Foundrae winter capsule signaled the indie cult’s direction
Foundrae‘s winter-and-holiday capsule continued the brand’s symbol-coded vocabulary while introducing new pieces in the heart-and-keys range. The waiting lists at the brand’s New York flagship and on its website ran into the new year. The wider story is that Foundrae’s customers — who’d been buying the brand consistently for years — were now buying multiples and stacking, which is the behavior that turns a brand from a cult favorite into a sustained business. The takeaway: indie luxury jewellery’s cult-to-business transition is real, and the brands that built loyal multi-piece collectors over the last five years were positioned to take share from the slower-moving maisons.
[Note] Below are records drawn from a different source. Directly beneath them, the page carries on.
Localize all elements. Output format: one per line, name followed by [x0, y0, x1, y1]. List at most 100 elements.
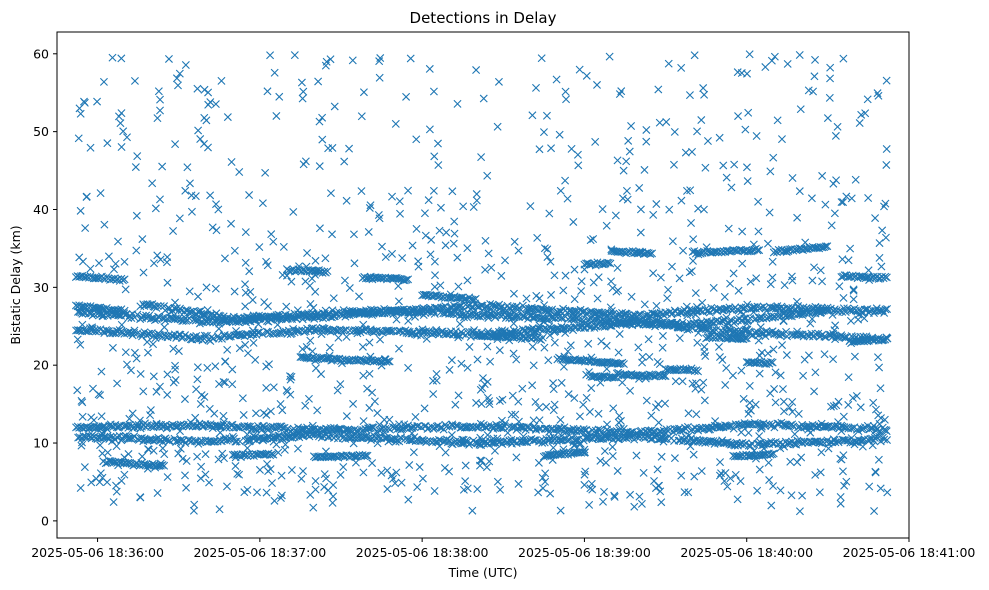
y-tick-label: 0 [41, 513, 49, 528]
detection-point [243, 422, 252, 431]
detection-point [840, 333, 849, 342]
detection-point [266, 423, 275, 432]
detection-point [783, 421, 792, 430]
detection-point [860, 435, 869, 444]
detection-point [790, 440, 799, 449]
detection-point [676, 308, 685, 317]
detection-point [325, 433, 334, 441]
detection-point [739, 440, 748, 449]
detection-point [367, 436, 376, 445]
detection-point [106, 432, 115, 441]
detection-point [723, 422, 732, 431]
detection-point [563, 436, 572, 445]
detection-point [423, 437, 432, 446]
detection-point [547, 425, 556, 434]
detection-point [472, 423, 481, 432]
x-tick-label: 2025-05-06 18:37:00 [193, 545, 326, 560]
detection-point [484, 304, 493, 313]
detection-point [725, 422, 734, 431]
detection-point [274, 329, 283, 338]
detection-point [125, 434, 134, 443]
detection-point [841, 436, 850, 445]
detection-point [130, 432, 139, 441]
detection-point [789, 422, 798, 431]
detection-point [487, 438, 496, 447]
detection-point [372, 427, 381, 436]
detection-point [596, 435, 605, 444]
detection-point [516, 423, 525, 432]
detection-point [498, 440, 507, 449]
detection-point [128, 331, 137, 340]
detection-point [281, 327, 290, 336]
y-tick-label: 50 [33, 124, 49, 139]
detection-point [434, 435, 443, 444]
detection-point [777, 329, 786, 338]
detection-point [124, 328, 133, 337]
detection-point [130, 328, 139, 337]
detection-point [819, 437, 828, 446]
detection-point [108, 329, 117, 338]
detection-point [232, 437, 241, 446]
detection-point [815, 438, 824, 447]
detection-point [310, 326, 319, 335]
detection-point [162, 436, 171, 445]
x-tick-label: 2025-05-06 18:36:00 [31, 545, 164, 560]
detection-point [85, 423, 94, 432]
detection-point [811, 329, 820, 338]
detection-point [387, 326, 396, 335]
detection-point [762, 420, 771, 429]
x-axis-label: Time (UTC) [447, 565, 517, 580]
chart-title: Detections in Delay [410, 9, 557, 27]
detection-point [112, 433, 121, 442]
detection-point [783, 332, 792, 341]
detection-point [388, 422, 397, 431]
detection-point [258, 329, 267, 338]
detection-point [498, 326, 507, 335]
detection-point [161, 332, 170, 341]
plot-area [56, 31, 910, 539]
detection-point [403, 327, 412, 336]
detection-point [207, 437, 216, 446]
detection-point [820, 332, 829, 341]
detection-point [716, 423, 725, 432]
y-tick-label: 40 [33, 202, 49, 217]
detection-point [339, 326, 348, 335]
detection-point [220, 331, 229, 340]
detection-point [580, 426, 589, 435]
detection-point [214, 334, 223, 343]
detection-point [746, 442, 755, 451]
detection-point [555, 436, 564, 445]
detection-point [821, 333, 830, 342]
detection-point [359, 425, 368, 434]
detection-point [469, 422, 478, 431]
detection-point [880, 435, 889, 444]
detection-point [274, 431, 283, 440]
x-tick-label: 2025-05-06 18:40:00 [680, 545, 813, 560]
detection-point [522, 437, 530, 446]
detection-point [334, 425, 343, 434]
detection-point [232, 422, 241, 431]
y-tick-label: 60 [33, 46, 49, 61]
detection-point [779, 420, 787, 429]
detection-point [165, 436, 174, 445]
detection-point [516, 305, 525, 314]
detection-point [620, 433, 629, 442]
detection-point [222, 423, 231, 432]
x-tick-label: 2025-05-06 18:38:00 [356, 545, 489, 560]
detection-point [540, 424, 549, 433]
detection-point [191, 422, 200, 431]
detection-point [756, 329, 765, 338]
detection-point [81, 326, 90, 335]
y-tick-label: 10 [33, 436, 49, 451]
detection-point [372, 326, 381, 335]
detection-point [366, 423, 375, 432]
detection-point [86, 324, 95, 333]
detection-point [745, 420, 754, 429]
y-tick-label: 30 [33, 280, 49, 295]
detection-point [385, 327, 394, 336]
detection-point [442, 329, 451, 338]
detection-point [295, 326, 304, 335]
detection-point [145, 329, 154, 338]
The vintage Cartier and Bulgari market kept compounding
The vintage and pre-owned jewellery market — Cartier, Bulgari, Van Cleef, Tiffany — had been on a multi-year run, and December 2024 brought the strongest auction-and-resale numbers of the year. Signed Cartier Trinity rings and Love bracelets at auction performed especially well. Bulgari Serpenti pieces and Tubogas necklaces in the secondary market continued to outperform their new-retail equivalents. The takeaway: as new gold prices stayed elevated through Q4, more high-net-worth customers chose vintage with confidence, and the secondary market had matured enough to support that demand at scale.
Stacking went serious
The stacking conversation through 2024 had been about how many bracelets you could layer; by winter it had shifted to how thoughtfully you could layer them. Editors and stylists started writing about “anchor pieces” — one heavy gold bangle as the anchor, two or three lighter pieces alongside, mixed metals when intentional, never random. Sophie Buhai‘s sterling pieces functioned as the cool-toned counterweight. Mejuri‘s Bold Bangle anchored the mid-market version. The takeaway: stacking-as-aesthetic had matured into stacking-as-styling-rigor, and customers were buying pieces with that final composition in mind.
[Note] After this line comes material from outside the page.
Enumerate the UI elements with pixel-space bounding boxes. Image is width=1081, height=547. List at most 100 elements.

What we are watching in 2025
The wedding-band trend, the indie demi-fine cult, and the vintage-signed market all suggest 2025 is going to be a year of consolidation rather than disruption in jewellery. We’re watching whether Foundrae‘s expansion into more bracelet pieces holds the magic that the medallions established. We’re watching new flagships and pop-ups from the indie European brands. We’re watching the Met Gala 2025 (theme to be announced) for the celebrity jewellery moments that always seed the spring trend cycle. We will see you back here in June for the summer 2025 roundup.